Evanston-based writer Joseph Epstein, in a Wall Street Journal opinion column last week, said the downtown he fondly remembers from his childhood has turned into chain-dominated “Taco Bell country.” That’s not a view shared by the city’s Chamber of Commerce.
The chamber’s executive director, Jonathan Perman, has fired off the following letter to the Journal’s editor.
After reading Joseph Epstein’s, “In Praise of Shopkeepers,” opinion, July 17, I was troubled by the partial counting system he employed to inform your readers about the retail landscape of downtown Evanston, IL. Mr. Epstein decries the “paucity of interesting and useful shops” and then launches into a discordant whine about “corporate-owned” businesses.
From his description, it would appear Mr. Epstein lives in downtown Evanston, a very successful transit-oriented neighborhood with a mix of national, regional, and independent stores and restaurants. Here are the facts about Mr. Epstein’s neighborhood (Note: he cited shops within three blocks of his apartment. Our geography will be a bit larger, encompassing the entire downtown of 12 square blocks). The statistics below are only true retail stores, not service businesses or personal care places like hair salons or athletic clubs:
Total = 96
Independent = 64 (67%)
Chain = 31 (32%)
Regional = 1 (1%), ie. Blick Art
Total = 83
Independent = 59 (71%)
Chain = 19 (23%)
Regional = 5 (6%), ie. Argo Tea
Totals for all of the above:
Total = 179
Independent = 123 (69%)
Chain = 50 (28%)
Regional = 6 (3%)
Again, this does not include spas, health facilities, personal care, yoga, etc… –of which there are about 40, almost all independently owned.
I would also point out some flaws in Mr. Epstein’s recounting of Evanston’s retail history. He seems to have selective memory as to why people came to downtown Evanston from 1920-1970. Indeed, there were many small shops in Evanston, as there are today, but one cannot ignore the major anchor stores like Marshall Fields (regional chain, later national chain), Wieboldts (regional chain), and Rothschilds, just to name a few, that were a significant draw for regional consumers.
I also found it a bit ironic that Mr. Epstein, who writes regularly for free-market journals such as The Weekly Standard and Commentary, would have a problem with the free-market development of downtown Evanston.
Mr. Epstein professes affection for “curiosity shops”, which, I suppose, are a matter of personal opinion. Yet, It would appear Mr. Epstein’s curiosity is surprisingly limited for he fails to cite such unique destination shops as: Bookman’s Alley, Asinamali (clothing boutique), Audio Consultants, Ixia (florist), The Comix Revolution, Ethical Planet (environmental products), and Turin Bicycle – all of which are just steps from his home.

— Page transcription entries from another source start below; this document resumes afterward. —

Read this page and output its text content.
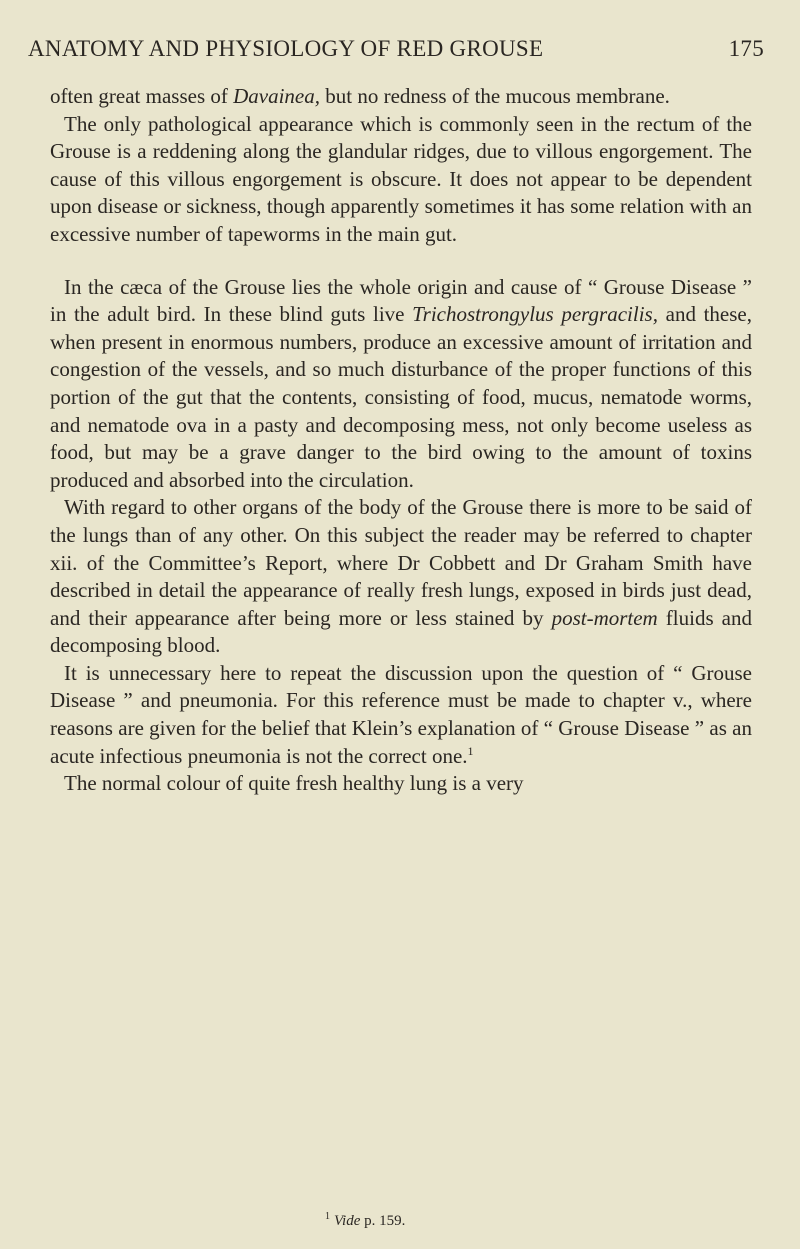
ANATOMY AND PHYSIOLOGY OF RED GROUSE	175

often great masses of Davainea, but no redness of the mucous membrane.

The only pathological appearance which is commonly seen in the rectum of the Grouse is a reddening along the glandular ridges, due to villous engorgement. The cause of this villous engorgement is obscure. It does not appear to be dependent upon disease or sickness, though apparently sometimes it has some relation with an excessive number of tapeworms in the main gut.

In the cæca of the Grouse lies the whole origin and cause of “ Grouse Disease ” in the adult bird. In these blind guts live Trichostrongylus pergracilis, and these, when present in enormous numbers, produce an excessive amount of irritation and congestion of the vessels, and so much disturbance of the proper functions of this portion of the gut that the contents, consisting of food, mucus, nematode worms, and nematode ova in a pasty and decomposing mess, not only become useless as food, but may be a grave danger to the bird owing to the amount of toxins produced and absorbed into the circulation.

With regard to other organs of the body of the Grouse there is more to be said of the lungs than of any other. On this subject the reader may be referred to chapter xii. of the Committee’s Report, where Dr Cobbett and Dr Graham Smith have described in detail the appearance of really fresh lungs, exposed in birds just dead, and their appearance after being more or less stained by post-mortem fluids and decomposing blood.

It is unnecessary here to repeat the discussion upon the question of “ Grouse Disease ” and pneumonia. For this reference must be made to chapter v., where reasons are given for the belief that Klein’s explanation of “ Grouse Disease ” as an acute infectious pneumonia is not the correct one.$^1$

The normal colour of quite fresh healthy lung is a very

$^1$ Vide p. 159.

And, for a fellow who just wrote a biography about Fred Astaire, Mr. Epstein might look to the Giordano Dance School as a local anchor that generates significant retail and restaurant traffic on Davis Street and other nearby streets in downtown Evanston.

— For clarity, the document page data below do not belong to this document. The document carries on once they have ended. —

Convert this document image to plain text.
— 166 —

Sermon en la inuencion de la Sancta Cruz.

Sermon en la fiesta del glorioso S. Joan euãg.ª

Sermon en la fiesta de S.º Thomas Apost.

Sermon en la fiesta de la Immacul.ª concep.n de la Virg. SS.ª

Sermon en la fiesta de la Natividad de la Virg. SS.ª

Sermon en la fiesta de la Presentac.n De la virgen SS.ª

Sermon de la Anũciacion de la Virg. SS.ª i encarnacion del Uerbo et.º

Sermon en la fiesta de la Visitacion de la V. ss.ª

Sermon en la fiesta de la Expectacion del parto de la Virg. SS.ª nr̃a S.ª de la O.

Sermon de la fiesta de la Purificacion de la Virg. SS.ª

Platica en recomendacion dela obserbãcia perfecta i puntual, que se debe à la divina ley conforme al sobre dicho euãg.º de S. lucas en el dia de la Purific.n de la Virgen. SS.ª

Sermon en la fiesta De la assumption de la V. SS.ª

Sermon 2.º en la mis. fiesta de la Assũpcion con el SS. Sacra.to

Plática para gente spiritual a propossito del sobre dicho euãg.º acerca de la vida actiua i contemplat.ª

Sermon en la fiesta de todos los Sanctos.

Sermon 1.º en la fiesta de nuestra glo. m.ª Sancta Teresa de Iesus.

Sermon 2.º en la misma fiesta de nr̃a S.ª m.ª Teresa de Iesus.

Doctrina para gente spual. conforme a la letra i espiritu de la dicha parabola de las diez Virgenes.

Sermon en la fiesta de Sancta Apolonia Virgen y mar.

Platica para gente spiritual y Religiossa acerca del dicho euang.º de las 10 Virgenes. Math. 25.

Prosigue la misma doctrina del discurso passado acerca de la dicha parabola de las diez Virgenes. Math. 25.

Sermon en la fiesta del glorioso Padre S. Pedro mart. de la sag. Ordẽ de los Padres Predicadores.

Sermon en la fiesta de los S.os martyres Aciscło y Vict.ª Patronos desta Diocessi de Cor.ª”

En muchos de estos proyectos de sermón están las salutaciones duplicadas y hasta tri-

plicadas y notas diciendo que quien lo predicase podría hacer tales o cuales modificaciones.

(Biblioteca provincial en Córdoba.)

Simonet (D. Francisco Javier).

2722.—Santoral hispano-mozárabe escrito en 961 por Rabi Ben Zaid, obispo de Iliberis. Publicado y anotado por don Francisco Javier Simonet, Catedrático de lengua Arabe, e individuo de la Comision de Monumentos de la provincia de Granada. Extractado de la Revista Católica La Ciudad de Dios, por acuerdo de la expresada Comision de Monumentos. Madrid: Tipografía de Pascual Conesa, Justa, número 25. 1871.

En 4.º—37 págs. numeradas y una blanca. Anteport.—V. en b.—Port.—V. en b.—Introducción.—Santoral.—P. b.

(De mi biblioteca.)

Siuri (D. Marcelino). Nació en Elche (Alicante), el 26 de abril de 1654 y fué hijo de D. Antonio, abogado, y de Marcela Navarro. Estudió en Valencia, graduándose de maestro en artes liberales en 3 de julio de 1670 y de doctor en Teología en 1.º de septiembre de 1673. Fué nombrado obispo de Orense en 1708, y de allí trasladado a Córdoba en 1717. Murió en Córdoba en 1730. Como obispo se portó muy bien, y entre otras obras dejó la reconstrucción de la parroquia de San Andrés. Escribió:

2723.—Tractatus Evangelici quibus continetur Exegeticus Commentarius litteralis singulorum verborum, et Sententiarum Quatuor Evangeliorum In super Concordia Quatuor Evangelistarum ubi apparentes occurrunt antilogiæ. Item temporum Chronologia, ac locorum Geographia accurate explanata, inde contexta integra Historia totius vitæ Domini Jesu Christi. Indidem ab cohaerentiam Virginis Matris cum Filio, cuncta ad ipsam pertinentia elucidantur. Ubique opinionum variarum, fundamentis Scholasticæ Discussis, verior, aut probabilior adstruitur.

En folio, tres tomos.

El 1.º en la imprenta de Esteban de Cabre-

Mr. Epstein’s comparative study is Andersonville, essentially a one street shopping area in Chicago that is anchored by a large Jewel/Osco (national chain) with a big surface parking lot. While dominated by independents like downtown Evanston, Andersonville also has the requisite T-Mobile and Starbucks.
True, Andersonville may be more “gayified”, in Mr. Epstein’s words, (though I don’t know how one measures that) but it is no more diverse (maybe even less) in terms of age, race, and ethnicity.
Finally, Mr. Epstein fires a shot at the “two-hundred social workers, five-hundred psychotherapists, and a thousand second-rate poets” (I assume he includes himself in that caste) who he ranks well below the humble shopkeeper. Instead of ranking and grouping, one might look at the interdependency of these occupations and how they rely on one another to consume the product or service that they offer.
Mr. Epstein is indeed a witty writer and observer but he surely doesn’t know how to count and he should be careful not to substitute wit for fact.